A 35-physician multispecialty group in Ohio, which asked not to be identified, measures production by adjusted charges. After subtracting expenses from revenues, the group sets a pool from which physicians can be paid, says its COO. Ninety percent of the pool is divided in proportion of each physician's adjusted billings.
The other 10% of the pool is distributed according to each physician's RVUs. Ten percent is the approximate amount of group profit that comes from lab and X-ray services. The group thought that this part of the pay plan was necessitated by the Stark anti-self-referral law, on the ground that pay from ancillaries should not be distributed according to billings, the COO explains.
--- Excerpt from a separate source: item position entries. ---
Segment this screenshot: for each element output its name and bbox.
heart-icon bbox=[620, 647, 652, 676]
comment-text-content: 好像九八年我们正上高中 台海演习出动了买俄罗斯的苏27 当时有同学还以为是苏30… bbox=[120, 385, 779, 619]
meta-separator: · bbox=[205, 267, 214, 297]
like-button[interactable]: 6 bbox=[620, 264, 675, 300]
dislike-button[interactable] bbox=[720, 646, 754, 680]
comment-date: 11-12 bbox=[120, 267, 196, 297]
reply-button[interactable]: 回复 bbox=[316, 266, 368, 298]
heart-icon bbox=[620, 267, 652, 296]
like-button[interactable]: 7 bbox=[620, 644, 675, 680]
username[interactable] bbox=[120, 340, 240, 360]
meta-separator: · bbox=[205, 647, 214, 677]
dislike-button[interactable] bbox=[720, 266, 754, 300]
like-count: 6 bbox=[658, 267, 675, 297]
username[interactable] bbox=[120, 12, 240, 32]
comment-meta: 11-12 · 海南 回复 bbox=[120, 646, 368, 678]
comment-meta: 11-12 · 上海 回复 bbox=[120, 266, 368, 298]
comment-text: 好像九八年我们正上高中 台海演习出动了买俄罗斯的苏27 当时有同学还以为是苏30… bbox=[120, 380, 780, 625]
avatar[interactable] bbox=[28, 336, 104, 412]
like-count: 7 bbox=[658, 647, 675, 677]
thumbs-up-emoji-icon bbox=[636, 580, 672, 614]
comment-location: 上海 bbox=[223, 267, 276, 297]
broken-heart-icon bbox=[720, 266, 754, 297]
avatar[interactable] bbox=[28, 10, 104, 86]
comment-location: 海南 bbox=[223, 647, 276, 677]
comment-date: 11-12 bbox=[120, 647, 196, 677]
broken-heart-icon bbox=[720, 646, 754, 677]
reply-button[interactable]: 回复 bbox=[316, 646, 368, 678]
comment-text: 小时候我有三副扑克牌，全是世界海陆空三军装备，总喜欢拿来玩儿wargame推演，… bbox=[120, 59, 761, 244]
The McFarland Clinic in Ames, Iowa, with 190 physicians and five dermatologists, figures out its pay pool and distributes 30% of it according to equal shares among physician-owners, and the other 70% according to each owner's share of adjusted charges, says CEO Dale Anderson, M.D.
Anderson says no plan will meet the needs of all specialties by keeping pay competitive. As a result, certain hard-to-recruit specialties receive extra production and supervision credits. Specialties now receiving such pay are oncology, GI and radiology, but not dermatology.